Douglass eyed the German military attaché. What did he know of hard times? In his life, Prussia had gone from triumph to triumph,
and now headed a German Empire that was surely the strongest power on the European continent. He had not seen his nation split in two, nor ninety percent of his own people, his own kind, trapped in bondage—
like the Israelites indeed
, Douglass thought.

But then he recalled having heard that Schlieffen had lost his wife in childbed. That was an anguish Douglass had never had to bear. He nodded judiciously. Schlieffen could know whereof he spoke.

“They brought you before Stonewall himself, didn’t they?” someone asked. “What was that like?”

What
had
that been like? Stonewall was a name with which mothers in the United States, and especially Negro mothers in the United States, had been frightening naughty children for a generation. “When the Rebel soldiers took me into his tent, I told him I thought I had come before the Antichrist.”

“As well you might,” General Willcox said; and then, “Oh, thank you, Grady.” The cook set on a table a large tray piled high with squab.

The succulently roasted birds went from tray to plates in next to nothing flat. Douglass snagged a couple for himself. Baked potatoes followed shortly. He went on, “The very strange thing was that Jackson’s artillery commander—”

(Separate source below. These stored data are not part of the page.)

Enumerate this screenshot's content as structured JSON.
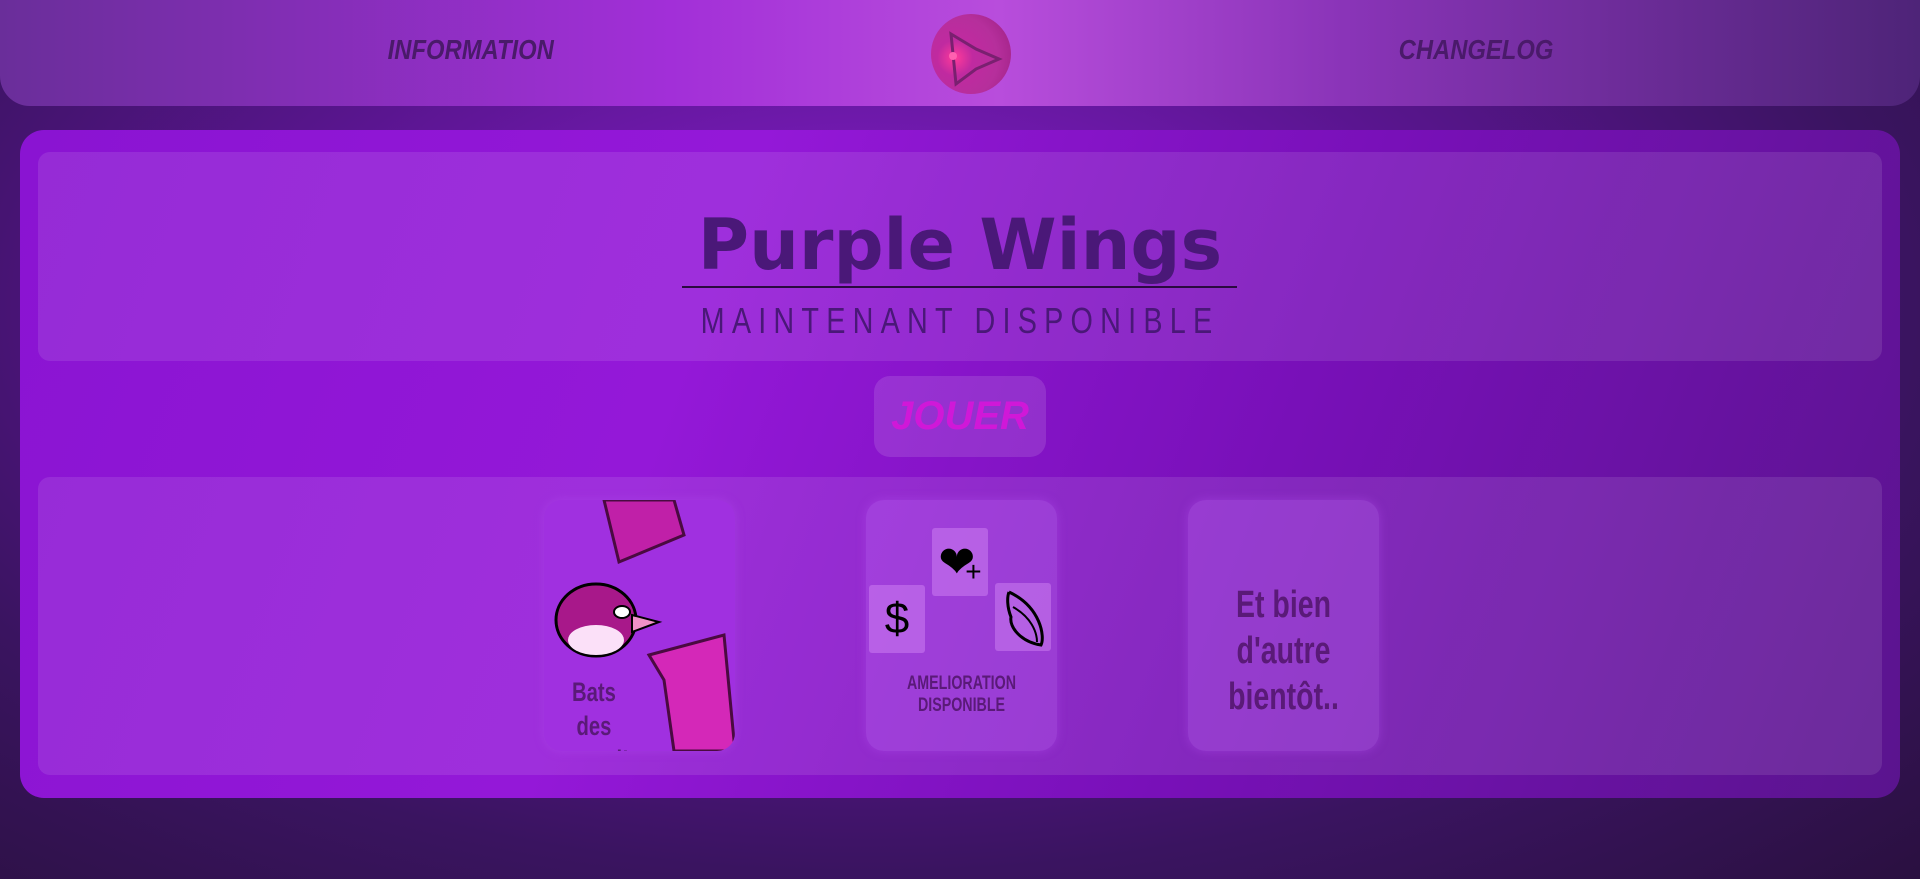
{
  "header": {
    "nav_left": "INFORMATION",
    "nav_right": "CHANGELOG"
  },
  "hero": {
    "title": "Purple Wings",
    "subtitle": "MAINTENANT DISPONIBLE"
  },
  "play_button": "JOUER",
  "cards": [
    {
      "text": "Bats des record!"
    },
    {
      "text": "AMELIORATION DISPONIBLE",
      "icons": [
        "heart-plus-icon",
        "dollar-icon",
        "wing-icon"
      ],
      "dollar": "$"
    },
    {
      "text": "Et bien d'autre bientôt.."
    }
  ],
  "colors": {
    "accent": "#d018d8",
    "text": "#4a1878"
  }
}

“General Alexander,” Oliver Richardson put in.

“General Alexander, yes,” Douglass agreed. “Shortly before my arrival there,
he
had likened
me
to the Antichrist.”

Richardson nodded, as if he not only believed Alexander would say such a thing but agreed with it himself. Orlando Willcox asked, “And do you and the Confederate generals still hold this view of each other?”

Cutting up a potato and grinding pepper over it, Douglass paused before answering. Then, slowly, reluctantly, he said, “I, at any rate, do not. General Jackson is a man convinced of his rightness and of his righteousness, but not the horrific figure of evil I had made of him in my mind.”